For Rawls, 1) conflicts with ‘equal liberties’; 2) fails the ‘fair value of political liberties’; and 3) fails both the ‘fair value of political liberties’ and the ‘fair value of equality of opportunity’. QED: Welfare state capitalism fails to deliver social justice.
Rawls’ rejection of welfare state capitalism has been criticised.
An important strand of criticism argues that Rawls dismissal of welfare state capitalism failed to consider whether structural reforms to welfare states could successfully remove the weaknesses revealed by his criticisms. The suggestion is that the influence of economic elites on politics could be restricted, for example through exclusive public funding of political parties and campaigns. Or whether the universal and egalitarian provision of basic services could protect and advance equality of opportunity.

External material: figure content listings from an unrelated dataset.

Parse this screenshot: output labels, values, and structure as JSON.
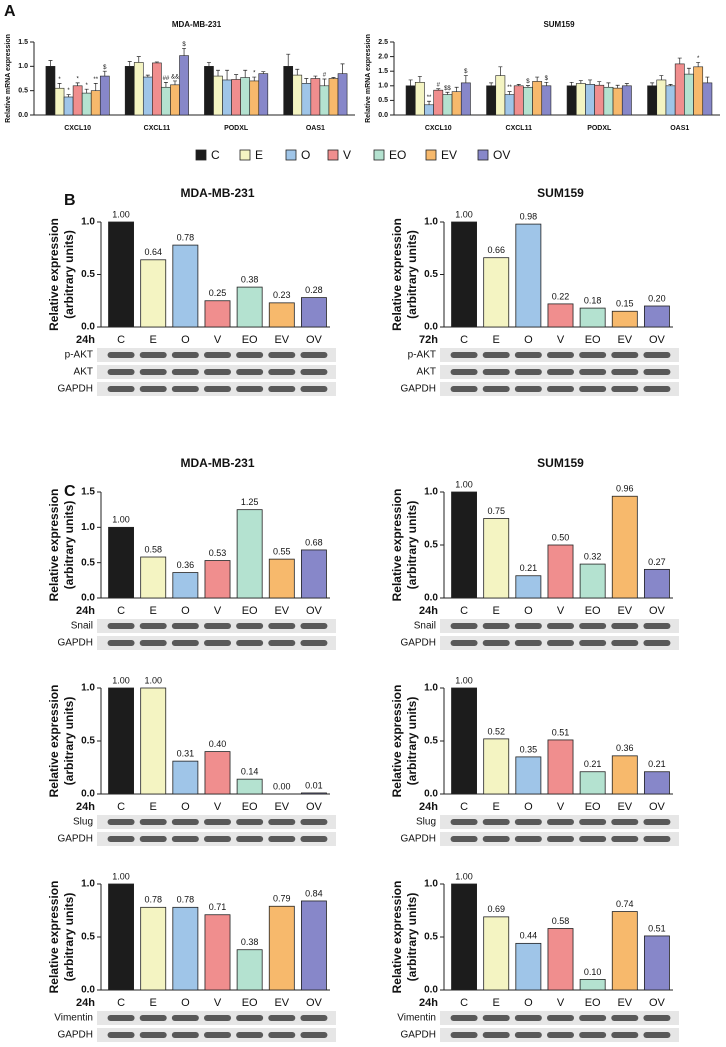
{
  "panel_labels": [
    "A",
    "B",
    "C"
  ],
  "legend": {
    "names": [
      "C",
      "E",
      "O",
      "V",
      "EO",
      "EV",
      "OV"
    ],
    "colors": [
      "#1c1c1c",
      "#f4f4c2",
      "#9fc5e8",
      "#f08e8e",
      "#b4e2d0",
      "#f7b96c",
      "#8787c9"
    ]
  },
  "chart_data": [
    {
      "type": "grouped_bar",
      "title": "MDA-MB-231",
      "ylabel": "Relative mRNA expression",
      "categories": [
        "CXCL10",
        "CXCL11",
        "PODXL",
        "OAS1"
      ],
      "ylim": [
        0,
        1.5
      ],
      "yticks": [
        {
          "value": 0,
          "label": "0.0"
        },
        0.5,
        {
          "value": 1,
          "label": "1.0"
        },
        1.5
      ],
      "series": [
        {
          "values": [
            1.0,
            1.0,
            1.0,
            1.0
          ],
          "errors": [
            0.12,
            0.1,
            0.08,
            0.25
          ],
          "annotations": [
            null,
            null,
            null,
            null
          ]
        },
        {
          "values": [
            0.55,
            1.08,
            0.8,
            0.82
          ],
          "errors": [
            0.1,
            0.12,
            0.12,
            0.12
          ],
          "annotations": [
            "*",
            null,
            null,
            null
          ]
        },
        {
          "values": [
            0.37,
            0.78,
            0.72,
            0.65
          ],
          "errors": [
            0.05,
            0.04,
            0.2,
            0.1
          ],
          "annotations": [
            "*",
            null,
            null,
            null
          ]
        },
        {
          "values": [
            0.6,
            1.07,
            0.73,
            0.75
          ],
          "errors": [
            0.06,
            0.02,
            0.1,
            0.05
          ],
          "annotations": [
            "*",
            null,
            null,
            null
          ]
        },
        {
          "values": [
            0.45,
            0.57,
            0.77,
            0.6
          ],
          "errors": [
            0.08,
            0.1,
            0.15,
            0.14
          ],
          "annotations": [
            "*",
            "##",
            null,
            "#"
          ]
        },
        {
          "values": [
            0.5,
            0.62,
            0.7,
            0.75
          ],
          "errors": [
            0.15,
            0.08,
            0.08,
            0.02
          ],
          "annotations": [
            "**",
            "&&",
            "*",
            null
          ]
        },
        {
          "values": [
            0.8,
            1.22,
            0.85,
            0.85
          ],
          "errors": [
            0.1,
            0.15,
            0.04,
            0.2
          ],
          "annotations": [
            "$",
            "$",
            null,
            null
          ]
        }
      ]
    },
    {
      "type": "grouped_bar",
      "title": "SUM159",
      "ylabel": "Relative mRNA expression",
      "categories": [
        "CXCL10",
        "CXCL11",
        "PODXL",
        "OAS1"
      ],
      "ylim": [
        0,
        2.5
      ],
      "yticks": [
        {
          "value": 0,
          "label": "0.0"
        },
        0.5,
        {
          "value": 1,
          "label": "1.0"
        },
        1.5,
        {
          "value": 2,
          "label": "2.0"
        },
        2.5
      ],
      "series": [
        {
          "values": [
            1.0,
            1.0,
            1.0,
            1.0
          ],
          "errors": [
            0.2,
            0.1,
            0.12,
            0.1
          ],
          "annotations": [
            null,
            null,
            null,
            null
          ]
        },
        {
          "values": [
            1.12,
            1.35,
            1.08,
            1.2
          ],
          "errors": [
            0.2,
            0.3,
            0.1,
            0.15
          ],
          "annotations": [
            null,
            null,
            null,
            null
          ]
        },
        {
          "values": [
            0.35,
            0.7,
            1.05,
            1.0
          ],
          "errors": [
            0.12,
            0.1,
            0.15,
            0.05
          ],
          "annotations": [
            "**",
            "**",
            null,
            null
          ]
        },
        {
          "values": [
            0.85,
            1.0,
            1.02,
            1.75
          ],
          "errors": [
            0.05,
            0.05,
            0.12,
            0.2
          ],
          "annotations": [
            "#",
            null,
            null,
            null
          ]
        },
        {
          "values": [
            0.7,
            0.95,
            0.95,
            1.4
          ],
          "errors": [
            0.08,
            0.06,
            0.15,
            0.2
          ],
          "annotations": [
            "$$",
            "$",
            null,
            null
          ]
        },
        {
          "values": [
            0.8,
            1.15,
            0.92,
            1.65
          ],
          "errors": [
            0.15,
            0.15,
            0.1,
            0.15
          ],
          "annotations": [
            null,
            null,
            null,
            "*"
          ]
        },
        {
          "values": [
            1.1,
            1.0,
            1.0,
            1.1
          ],
          "errors": [
            0.25,
            0.12,
            0.08,
            0.2
          ],
          "annotations": [
            "$",
            "$",
            null,
            null
          ]
        }
      ]
    },
    {
      "type": "bar",
      "title": "MDA-MB-231",
      "ylabel": [
        "Relative expression",
        "(arbitrary units)"
      ],
      "time": "24h",
      "categories": [
        "C",
        "E",
        "O",
        "V",
        "EO",
        "EV",
        "OV"
      ],
      "values": [
        1.0,
        0.64,
        0.78,
        0.25,
        0.38,
        0.23,
        0.28
      ],
      "value_labels": [
        "1.00",
        "0.64",
        "0.78",
        "0.25",
        "0.38",
        "0.23",
        "0.28"
      ],
      "ylim": [
        0,
        1
      ],
      "yticks": [
        {
          "value": 0,
          "label": "0.0"
        },
        0.5,
        {
          "value": 1,
          "label": "1.0"
        }
      ],
      "blots": [
        "p-AKT",
        "AKT",
        "GAPDH"
      ]
    },
    {
      "type": "bar",
      "title": "SUM159",
      "ylabel": [
        "Relative expression",
        "(arbitrary units)"
      ],
      "time": "72h",
      "categories": [
        "C",
        "E",
        "O",
        "V",
        "EO",
        "EV",
        "OV"
      ],
      "values": [
        1.0,
        0.66,
        0.98,
        0.22,
        0.18,
        0.15,
        0.2
      ],
      "value_labels": [
        "1.00",
        "0.66",
        "0.98",
        "0.22",
        "0.18",
        "0.15",
        "0.20"
      ],
      "ylim": [
        0,
        1
      ],
      "yticks": [
        {
          "value": 0,
          "label": "0.0"
        },
        0.5,
        {
          "value": 1,
          "label": "1.0"
        }
      ],
      "blots": [
        "p-AKT",
        "AKT",
        "GAPDH"
      ]
    },
    {
      "type": "bar",
      "title": "MDA-MB-231",
      "ylabel": [
        "Relative expression",
        "(arbitrary units)"
      ],
      "time": "24h",
      "categories": [
        "C",
        "E",
        "O",
        "V",
        "EO",
        "EV",
        "OV"
      ],
      "values": [
        1.0,
        0.58,
        0.36,
        0.53,
        1.25,
        0.55,
        0.68
      ],
      "value_labels": [
        "1.00",
        "0.58",
        "0.36",
        "0.53",
        "1.25",
        "0.55",
        "0.68"
      ],
      "ylim": [
        0,
        1.5
      ],
      "yticks": [
        {
          "value": 0,
          "label": "0.0"
        },
        0.5,
        {
          "value": 1,
          "label": "1.0"
        },
        1.5
      ],
      "blots": [
        "Snail",
        "GAPDH"
      ]
    },
    {
      "type": "bar",
      "title": "SUM159",
      "ylabel": [
        "Relative expression",
        "(arbitrary units)"
      ],
      "time": "24h",
      "categories": [
        "C",
        "E",
        "O",
        "V",
        "EO",
        "EV",
        "OV"
      ],
      "values": [
        1.0,
        0.75,
        0.21,
        0.5,
        0.32,
        0.96,
        0.27
      ],
      "value_labels": [
        "1.00",
        "0.75",
        "0.21",
        "0.50",
        "0.32",
        "0.96",
        "0.27"
      ],
      "ylim": [
        0,
        1
      ],
      "yticks": [
        {
          "value": 0,
          "label": "0.0"
        },
        0.5,
        {
          "value": 1,
          "label": "1.0"
        }
      ],
      "blots": [
        "Snail",
        "GAPDH"
      ]
    },
    {
      "type": "bar",
      "ylabel": [
        "Relative expression",
        "(arbitrary units)"
      ],
      "time": "24h",
      "categories": [
        "C",
        "E",
        "O",
        "V",
        "EO",
        "EV",
        "OV"
      ],
      "values": [
        1.0,
        1.0,
        0.31,
        0.4,
        0.14,
        0.0,
        0.01
      ],
      "value_labels": [
        "1.00",
        "1.00",
        "0.31",
        "0.40",
        "0.14",
        "0.00",
        "0.01"
      ],
      "ylim": [
        0,
        1
      ],
      "yticks": [
        {
          "value": 0,
          "label": "0.0"
        },
        0.5,
        {
          "value": 1,
          "label": "1.0"
        }
      ],
      "blots": [
        "Slug",
        "GAPDH"
      ]
    },
    {
      "type": "bar",
      "ylabel": [
        "Relative expression",
        "(arbitrary units)"
      ],
      "time": "24h",
      "categories": [
        "C",
        "E",
        "O",
        "V",
        "EO",
        "EV",
        "OV"
      ],
      "values": [
        1.0,
        0.52,
        0.35,
        0.51,
        0.21,
        0.36,
        0.21
      ],
      "value_labels": [
        "1.00",
        "0.52",
        "0.35",
        "0.51",
        "0.21",
        "0.36",
        "0.21"
      ],
      "ylim": [
        0,
        1
      ],
      "yticks": [
        {
          "value": 0,
          "label": "0.0"
        },
        0.5,
        {
          "value": 1,
          "label": "1.0"
        }
      ],
      "blots": [
        "Slug",
        "GAPDH"
      ]
    },
    {
      "type": "bar",
      "ylabel": [
        "Relative expression",
        "(arbitrary units)"
      ],
      "time": "24h",
      "categories": [
        "C",
        "E",
        "O",
        "V",
        "EO",
        "EV",
        "OV"
      ],
      "values": [
        1.0,
        0.78,
        0.78,
        0.71,
        0.38,
        0.79,
        0.84
      ],
      "value_labels": [
        "1.00",
        "0.78",
        "0.78",
        "0.71",
        "0.38",
        "0.79",
        "0.84"
      ],
      "ylim": [
        0,
        1
      ],
      "yticks": [
        {
          "value": 0,
          "label": "0.0"
        },
        0.5,
        {
          "value": 1,
          "label": "1.0"
        }
      ],
      "blots": [
        "Vimentin",
        "GAPDH"
      ]
    },
    {
      "type": "bar",
      "ylabel": [
        "Relative expression",
        "(arbitrary units)"
      ],
      "time": "24h",
      "categories": [
        "C",
        "E",
        "O",
        "V",
        "EO",
        "EV",
        "OV"
      ],
      "values": [
        1.0,
        0.69,
        0.44,
        0.58,
        0.1,
        0.74,
        0.51
      ],
      "value_labels": [
        "1.00",
        "0.69",
        "0.44",
        "0.58",
        "0.10",
        "0.74",
        "0.51"
      ],
      "ylim": [
        0,
        1
      ],
      "yticks": [
        {
          "value": 0,
          "label": "0.0"
        },
        0.5,
        {
          "value": 1,
          "label": "1.0"
        }
      ],
      "blots": [
        "Vimentin",
        "GAPDH"
      ]
    }
  ]
}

This point dovetails with a speculative suggestion that Rawls might have had USA’s welfare institutions in mind, whereas Nordic welfare states might be less open to his criticisms.
For our purposes, when considering whether Latin American countries should build welfare states, the rewards from revisiting Rawls’ rejection of welfare state capitalism are in the issues it highlights.
Building welfare states are not just about choices on the reach, adequacy, and generosity of transfers (and taxes).
We need to pay close attention to the following: (i) how to achieve a substantial and sustained reduction in income and wealth inequality? (ii) How best to insulate politics from economic power? And (iii) what are the respective roles of pre-and post-redistribution?
They are hard questions to answer.
From my perspective, (ii) is the hardest. Figure 1 shows expert assessment data on the evolution of the influence of economic power on politics in Latin American countries and Sweden. Most countries show a secular decline in the influence of wealth on politics but the gains are unsteady and there are some reversals towards the end of the period, e.g. Sweden.
Rawls’ rejection of welfare state capitalism raises important issues for the development of welfare institutions in low- and middle-income countries today. It points to a broader range of challenges and options in urgent need of research and debate.
Note: This article gives the views of the author/academic featured and does not represent the views of the Global Development Institute as a whole.